# Question you should ask b4 rescue



## shedeivl (Apr 7, 2011)

Hi I have never Rescued a dog b4 and I just want a list of questions I sould ask b4 I rescue one

the Questions I have thought of are:

How did the dog end up in the pound/shelter/Rescue/foster?
Dose the dog have any behaviour issiues?
How long has the dog been in the pound/shelter/Rescue/foster ?
How well dose dog get along with other dogs/cats and pocket pets at the pound/shelter/Rescue/foster?
What is the dog eating ? how many times is it feed a day ? how much is it feed?

Thats all i can think of please post any other questions u think I need to ask


----------



## Taryn (Feb 9, 2011)

A hint, you'll get more responses if you spell out your words. I'm in a good mood otherwise I would skipped right over this because people who don't spell out their words give me a headache and chances are they don't have the maturity(age wise, as in still a teenager living with parents) to actually own a dog to begin with. 

On the question you asked:

1) with shelters and pounds you are mostly going to be told they are a stray, which won't help you much.

2) they might not know of any or they might not be honest(reputable rescues will be honest, but not everyone is reputable and they honestly might not know) even if they know of any issues.
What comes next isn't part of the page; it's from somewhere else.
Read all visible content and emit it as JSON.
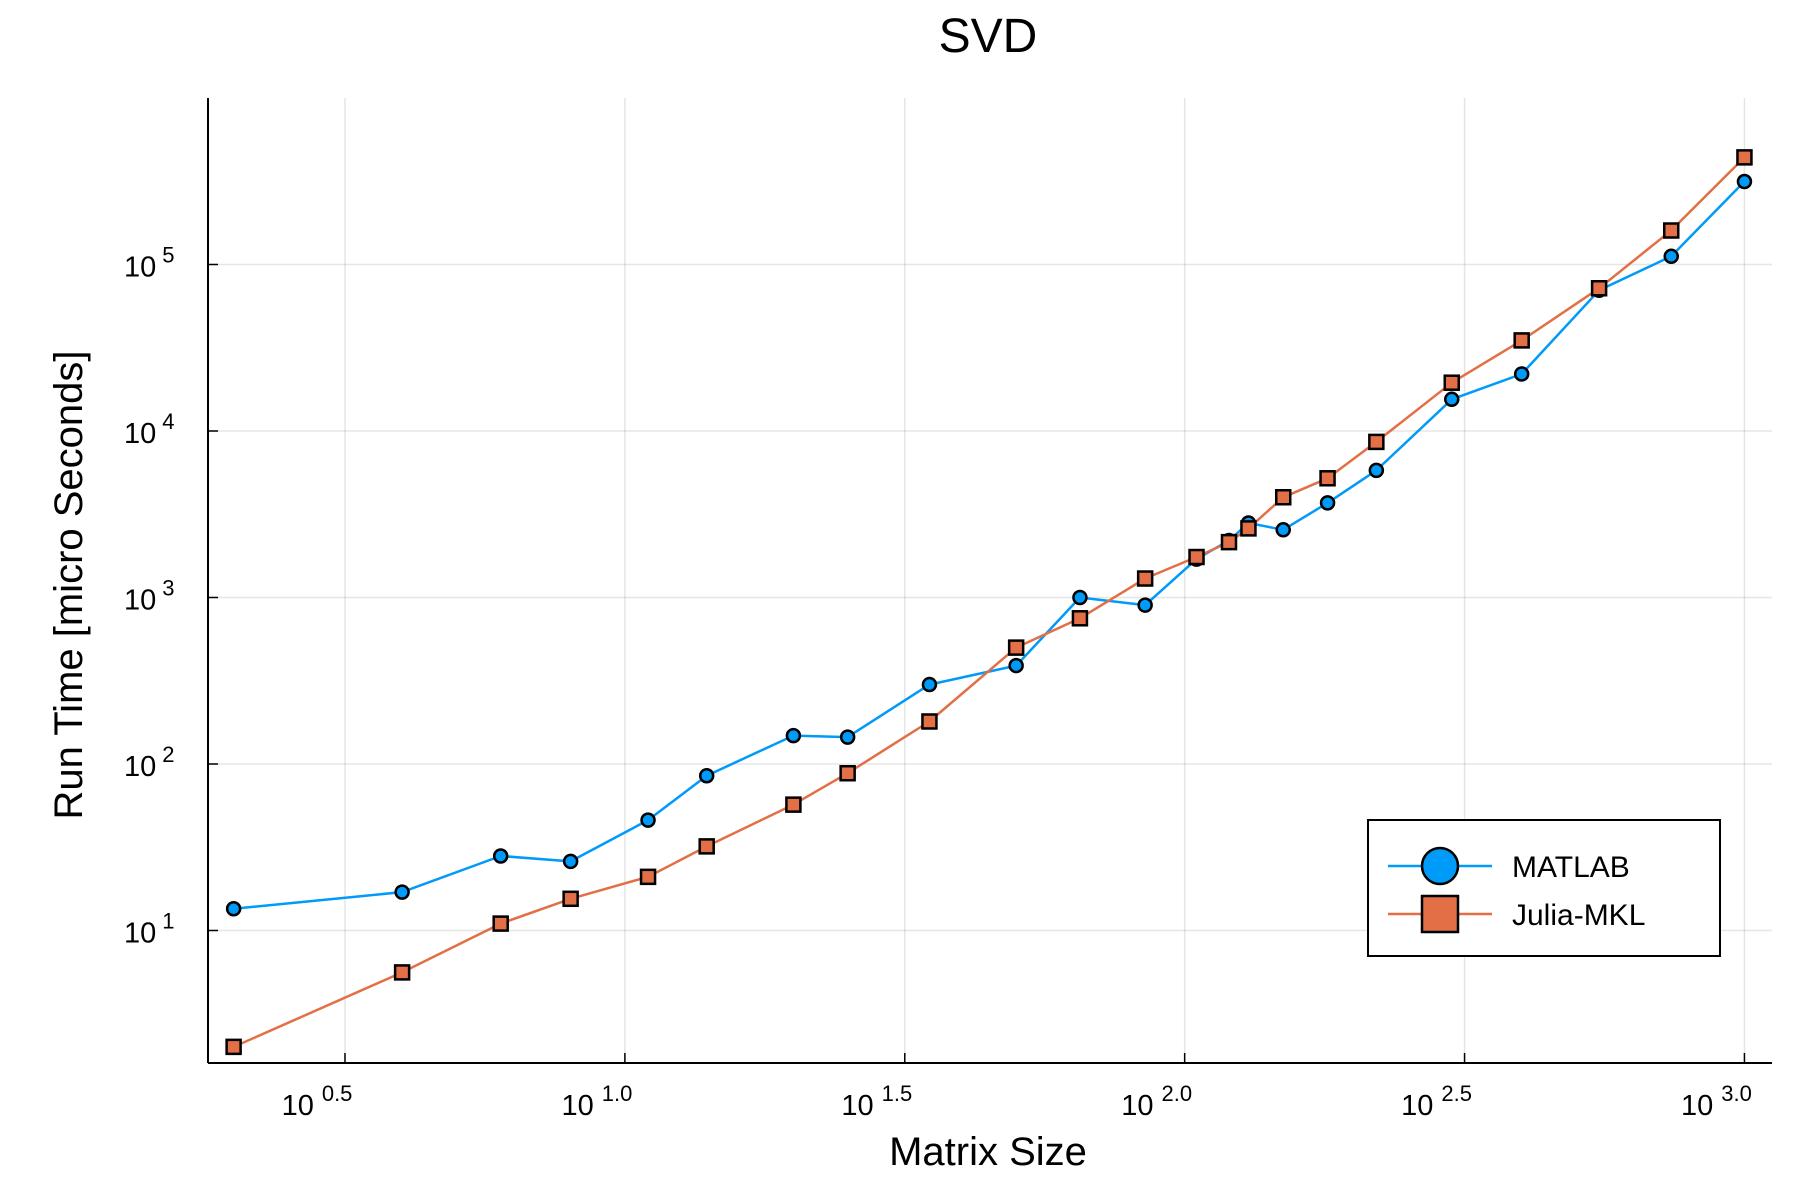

Just be prepared to accept any issues that come up, if you can't accept issues don't get a dog. I will accept anything but outright aggression to humans or trying to kill my cat. Most shelter/rescue dogs are going to have baggage of some sort and some behavioral issues aren't going to crop up until the dog is at home.

3) Amount of time spent there doesn't really mean anything. I can end up with the world's meanest animal that they just got today or the world's sweetest animal that's been there for 2 years and just hasn't found the right owner yet. Still an important question to ask but don't let it taint you too much if it's been there for some time.

4) Chances are in a shelter or rescue center they don't know how well the dog will get along with any other animals unless it was an owner surrender and they were honest about what it does and doesn't get along with(if the owner even knows, I know what I would feel comfortable exposing Dexter to but it doesn't mean he will or won't be able to get along with a certain animal. I also wouldn't expose pocket pets to ANY dog, by the way too much risk of the pocket pet being killed. Small dogs are usually historically rodent hunters so instinct can rule that and large dogs sometimes don't know their own size and also might kill small animals out of pure instinct as well.) They didn't know how Dexter was with cats until they took him into the cat room at the rescue to make sure he was OK with cats. Dexter's problems with Nuts is he wants to play and Nuts would prefer to hiss and strike at him.

5) Most rescues feed crap food because it is all they can afford so you will most likely want to change their food once they get settled so the cost of food isn't that relevant. Most dogs are/should be fed twice a day but asking what times they are fed would be helpful. What the dog is fed and how much is very important. If it seems like a lot check the bag as a general guideline, unless it is excessive(double-triple the amount specified on the bag) feed the amount they say and not what the bag says. The rescue we got Dexter from accidentally doubled the amount we should be feeding him. Keep an eye on the dogs condition that will tell you how much to feed once out of the shelter, if it starts getting fat- feed less, starts getting skinny- feed more. 

I can't think of any other questions but thought I would let you know what you might hear regarding the questions you have.

Taryn


----------



## shedeivl (Apr 7, 2011)

I dont spell well i have a reading writing disabillty just so you know, so i use short hand as I find it easer and I am 23 and live in my own place not a teen and i try to not judge a book by it's cover but thanx for all your help any I think u give usefull advice


----------



## Lindbert (Dec 12, 2010)

When I volunteered for a shelter/rescue, I LOVED when the first question potential adopters asked me was to describe what I thought would be the perfect home for the particular dog they were interested in. That made me think the person had the dog's best interest in mind and really cared if they were a suitable home for them. 

If the dog is stray, ask where they found the dog. My dog was removed from the backyard of a frat house and college aged men make him very nervous. It can help you gain some insight if you find certain situations make him uneasy or nervous.


----------



## shedeivl (Apr 7, 2011)

thankyou I would not of thought of that


----------